Myanmar’s ruling military has blocked a special ASEAN envoy from meeting detained former leader Aung San Suu Kyi because she is charged with crimes.
Myanmar’s military’s refusal to allow the special ASEAN envoy to meet comes as international pressure builds on the junta to implement a five-point peace plan. The country’s top general Min Aung Hlaing agreed to April with the Association of Southeast Asian Nations (ASEAN) to the five-point peace plan.
Myanmar has been in political and economic paralysis since the military’s Feb 1 coup. a coup that triggered an outpouring of anger and protests nationwide.

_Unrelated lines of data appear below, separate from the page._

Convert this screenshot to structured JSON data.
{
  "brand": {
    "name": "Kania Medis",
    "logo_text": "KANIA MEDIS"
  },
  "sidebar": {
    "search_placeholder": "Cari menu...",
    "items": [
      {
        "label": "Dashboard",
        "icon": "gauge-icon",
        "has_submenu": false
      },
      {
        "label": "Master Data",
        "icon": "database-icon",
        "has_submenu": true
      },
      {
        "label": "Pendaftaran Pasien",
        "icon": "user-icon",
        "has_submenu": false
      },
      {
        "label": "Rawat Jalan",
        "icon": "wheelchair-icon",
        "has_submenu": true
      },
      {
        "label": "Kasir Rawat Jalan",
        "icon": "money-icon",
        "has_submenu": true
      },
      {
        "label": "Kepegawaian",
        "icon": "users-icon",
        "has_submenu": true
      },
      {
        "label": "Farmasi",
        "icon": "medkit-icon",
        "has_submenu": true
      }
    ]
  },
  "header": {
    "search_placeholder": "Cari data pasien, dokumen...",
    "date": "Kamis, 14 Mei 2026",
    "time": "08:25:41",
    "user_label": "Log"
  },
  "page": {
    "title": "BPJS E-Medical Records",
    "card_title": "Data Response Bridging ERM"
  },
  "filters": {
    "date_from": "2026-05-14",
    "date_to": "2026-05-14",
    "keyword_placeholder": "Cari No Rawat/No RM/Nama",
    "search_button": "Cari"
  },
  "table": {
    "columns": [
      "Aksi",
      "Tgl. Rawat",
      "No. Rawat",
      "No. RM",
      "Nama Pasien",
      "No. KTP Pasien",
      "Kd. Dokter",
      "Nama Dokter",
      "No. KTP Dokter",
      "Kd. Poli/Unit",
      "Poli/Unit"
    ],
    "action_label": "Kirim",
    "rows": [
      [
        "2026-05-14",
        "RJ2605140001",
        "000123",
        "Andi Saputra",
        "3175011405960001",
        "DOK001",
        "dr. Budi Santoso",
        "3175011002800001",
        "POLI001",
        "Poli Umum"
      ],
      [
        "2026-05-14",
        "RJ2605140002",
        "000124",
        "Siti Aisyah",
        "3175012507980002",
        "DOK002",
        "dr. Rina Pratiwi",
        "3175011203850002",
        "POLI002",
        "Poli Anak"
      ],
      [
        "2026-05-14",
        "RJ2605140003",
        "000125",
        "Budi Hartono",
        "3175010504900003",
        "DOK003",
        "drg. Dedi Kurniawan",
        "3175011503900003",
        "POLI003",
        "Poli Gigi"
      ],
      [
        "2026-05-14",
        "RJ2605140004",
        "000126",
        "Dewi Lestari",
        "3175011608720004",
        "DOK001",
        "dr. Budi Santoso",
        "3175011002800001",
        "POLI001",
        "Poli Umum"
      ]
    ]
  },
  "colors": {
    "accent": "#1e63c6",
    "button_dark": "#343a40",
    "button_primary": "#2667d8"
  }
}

With civilians forming militias to take on the powerful Junta army.
The junta’s inaction on the ASEAN plan was “tantamount to backtracking” and some member countries were “deep in discussions” about excluding Min Aung Hlaing from a summit this month, Erywan Yusof, the bloc’s special envoy, said last week, Reuters reported.

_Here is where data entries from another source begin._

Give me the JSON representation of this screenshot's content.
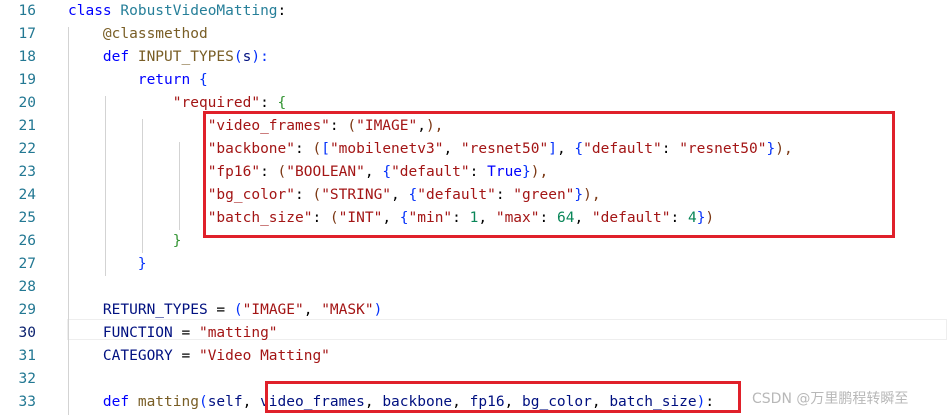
{
  "editor": {
    "active_line": "30",
    "lines": [
      {
        "n": "16",
        "tokens": [
          {
            "t": "class ",
            "c": "t-kw"
          },
          {
            "t": "RobustVideoMatting",
            "c": "t-cls"
          },
          {
            "t": ":",
            "c": "t-p"
          }
        ]
      },
      {
        "n": "17",
        "tokens": [
          {
            "t": "    ",
            "c": "t-p"
          },
          {
            "t": "@classmethod",
            "c": "t-dec"
          }
        ]
      },
      {
        "n": "18",
        "tokens": [
          {
            "t": "    ",
            "c": "t-p"
          },
          {
            "t": "def ",
            "c": "t-kw"
          },
          {
            "t": "INPUT_TYPES",
            "c": "t-fn"
          },
          {
            "t": "(",
            "c": "t-b1"
          },
          {
            "t": "s",
            "c": "t-txt"
          },
          {
            "t": "):",
            "c": "t-b1"
          }
        ]
      },
      {
        "n": "19",
        "tokens": [
          {
            "t": "        ",
            "c": "t-p"
          },
          {
            "t": "return ",
            "c": "t-kw"
          },
          {
            "t": "{",
            "c": "t-b1"
          }
        ]
      },
      {
        "n": "20",
        "tokens": [
          {
            "t": "            ",
            "c": "t-p"
          },
          {
            "t": "\"required\"",
            "c": "t-str"
          },
          {
            "t": ": ",
            "c": "t-p"
          },
          {
            "t": "{",
            "c": "t-b2"
          }
        ]
      },
      {
        "n": "21",
        "tokens": [
          {
            "t": "                ",
            "c": "t-p"
          },
          {
            "t": "\"video_frames\"",
            "c": "t-str"
          },
          {
            "t": ": ",
            "c": "t-p"
          },
          {
            "t": "(",
            "c": "t-b3"
          },
          {
            "t": "\"IMAGE\"",
            "c": "t-str"
          },
          {
            "t": ",",
            "c": "t-p"
          },
          {
            "t": "),",
            "c": "t-b3"
          }
        ]
      },
      {
        "n": "22",
        "tokens": [
          {
            "t": "                ",
            "c": "t-p"
          },
          {
            "t": "\"backbone\"",
            "c": "t-str"
          },
          {
            "t": ": ",
            "c": "t-p"
          },
          {
            "t": "(",
            "c": "t-b3"
          },
          {
            "t": "[",
            "c": "t-b1"
          },
          {
            "t": "\"mobilenetv3\"",
            "c": "t-str"
          },
          {
            "t": ", ",
            "c": "t-p"
          },
          {
            "t": "\"resnet50\"",
            "c": "t-str"
          },
          {
            "t": "]",
            "c": "t-b1"
          },
          {
            "t": ", ",
            "c": "t-p"
          },
          {
            "t": "{",
            "c": "t-b1"
          },
          {
            "t": "\"default\"",
            "c": "t-str"
          },
          {
            "t": ": ",
            "c": "t-p"
          },
          {
            "t": "\"resnet50\"",
            "c": "t-str"
          },
          {
            "t": "}",
            "c": "t-b1"
          },
          {
            "t": "),",
            "c": "t-b3"
          }
        ]
      },
      {
        "n": "23",
        "tokens": [
          {
            "t": "                ",
            "c": "t-p"
          },
          {
            "t": "\"fp16\"",
            "c": "t-str"
          },
          {
            "t": ": ",
            "c": "t-p"
          },
          {
            "t": "(",
            "c": "t-b3"
          },
          {
            "t": "\"BOOLEAN\"",
            "c": "t-str"
          },
          {
            "t": ", ",
            "c": "t-p"
          },
          {
            "t": "{",
            "c": "t-b1"
          },
          {
            "t": "\"default\"",
            "c": "t-str"
          },
          {
            "t": ": ",
            "c": "t-p"
          },
          {
            "t": "True",
            "c": "t-kw"
          },
          {
            "t": "}",
            "c": "t-b1"
          },
          {
            "t": "),",
            "c": "t-b3"
          }
        ]
      },
      {
        "n": "24",
        "tokens": [
          {
            "t": "                ",
            "c": "t-p"
          },
          {
            "t": "\"bg_color\"",
            "c": "t-str"
          },
          {
            "t": ": ",
            "c": "t-p"
          },
          {
            "t": "(",
            "c": "t-b3"
          },
          {
            "t": "\"STRING\"",
            "c": "t-str"
          },
          {
            "t": ", ",
            "c": "t-p"
          },
          {
            "t": "{",
            "c": "t-b1"
          },
          {
            "t": "\"default\"",
            "c": "t-str"
          },
          {
            "t": ": ",
            "c": "t-p"
          },
          {
            "t": "\"green\"",
            "c": "t-str"
          },
          {
            "t": "}",
            "c": "t-b1"
          },
          {
            "t": "),",
            "c": "t-b3"
          }
        ]
      },
      {
        "n": "25",
        "tokens": [
          {
            "t": "                ",
            "c": "t-p"
          },
          {
            "t": "\"batch_size\"",
            "c": "t-str"
          },
          {
            "t": ": ",
            "c": "t-p"
          },
          {
            "t": "(",
            "c": "t-b3"
          },
          {
            "t": "\"INT\"",
            "c": "t-str"
          },
          {
            "t": ", ",
            "c": "t-p"
          },
          {
            "t": "{",
            "c": "t-b1"
          },
          {
            "t": "\"min\"",
            "c": "t-str"
          },
          {
            "t": ": ",
            "c": "t-p"
          },
          {
            "t": "1",
            "c": "t-num"
          },
          {
            "t": ", ",
            "c": "t-p"
          },
          {
            "t": "\"max\"",
            "c": "t-str"
          },
          {
            "t": ": ",
            "c": "t-p"
          },
          {
            "t": "64",
            "c": "t-num"
          },
          {
            "t": ", ",
            "c": "t-p"
          },
          {
            "t": "\"default\"",
            "c": "t-str"
          },
          {
            "t": ": ",
            "c": "t-p"
          },
          {
            "t": "4",
            "c": "t-num"
          },
          {
            "t": "}",
            "c": "t-b1"
          },
          {
            "t": ")",
            "c": "t-b3"
          }
        ]
      },
      {
        "n": "26",
        "tokens": [
          {
            "t": "            ",
            "c": "t-p"
          },
          {
            "t": "}",
            "c": "t-b2"
          }
        ]
      },
      {
        "n": "27",
        "tokens": [
          {
            "t": "        ",
            "c": "t-p"
          },
          {
            "t": "}",
            "c": "t-b1"
          }
        ]
      },
      {
        "n": "28",
        "tokens": []
      },
      {
        "n": "29",
        "tokens": [
          {
            "t": "    ",
            "c": "t-p"
          },
          {
            "t": "RETURN_TYPES",
            "c": "t-txt"
          },
          {
            "t": " = ",
            "c": "t-p"
          },
          {
            "t": "(",
            "c": "t-b1"
          },
          {
            "t": "\"IMAGE\"",
            "c": "t-str"
          },
          {
            "t": ", ",
            "c": "t-p"
          },
          {
            "t": "\"MASK\"",
            "c": "t-str"
          },
          {
            "t": ")",
            "c": "t-b1"
          }
        ]
      },
      {
        "n": "30",
        "tokens": [
          {
            "t": "    ",
            "c": "t-p"
          },
          {
            "t": "FUNCTION",
            "c": "t-txt"
          },
          {
            "t": " = ",
            "c": "t-p"
          },
          {
            "t": "\"matting\"",
            "c": "t-str"
          }
        ]
      },
      {
        "n": "31",
        "tokens": [
          {
            "t": "    ",
            "c": "t-p"
          },
          {
            "t": "CATEGORY",
            "c": "t-txt"
          },
          {
            "t": " = ",
            "c": "t-p"
          },
          {
            "t": "\"Video Matting\"",
            "c": "t-str"
          }
        ]
      },
      {
        "n": "32",
        "tokens": []
      },
      {
        "n": "33",
        "tokens": [
          {
            "t": "    ",
            "c": "t-p"
          },
          {
            "t": "def ",
            "c": "t-kw"
          },
          {
            "t": "matting",
            "c": "t-fn"
          },
          {
            "t": "(",
            "c": "t-b1"
          },
          {
            "t": "self",
            "c": "t-txt"
          },
          {
            "t": ", ",
            "c": "t-p"
          },
          {
            "t": "video_frames",
            "c": "t-txt"
          },
          {
            "t": ", ",
            "c": "t-p"
          },
          {
            "t": "backbone",
            "c": "t-txt"
          },
          {
            "t": ", ",
            "c": "t-p"
          },
          {
            "t": "fp16",
            "c": "t-txt"
          },
          {
            "t": ", ",
            "c": "t-p"
          },
          {
            "t": "bg_color",
            "c": "t-txt"
          },
          {
            "t": ", ",
            "c": "t-p"
          },
          {
            "t": "batch_size",
            "c": "t-txt"
          },
          {
            "t": ")",
            "c": "t-b1"
          },
          {
            "t": ":",
            "c": "t-p"
          }
        ]
      }
    ]
  },
  "watermark": "CSDN @万里鹏程转瞬至"
}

The ASEAN special envoy earlier this week said he was in talks with parties in Myanmar. Furthermore, that he will not take sides or political positions and looks forward to a visit.
Dialogue with Myanmar
Meanwhile, a Junta spokesman has insisted Myanmar’s judicial system under their rule was fair and independent. Saying the courts would handle Ms. Aung San Suu Kyi’s case accordingly. The spokesperson also pointed out that the chief justice was appointed by the previous government.
The ASEAN bloc in August appointed Erywan Yusof, Brunei’s second foreign affairs minister, as its special envoy to Myanmar. He has been tasked with opening a dialogue between the military rulers and their opponents.
Mr. Erywan said in September there was an urgent need for him to visit Myanmar. He said before he could visit he needed to have assurances and a clear picture of what he was supposed to do and what the Junta were going to allow him to do when he did visit.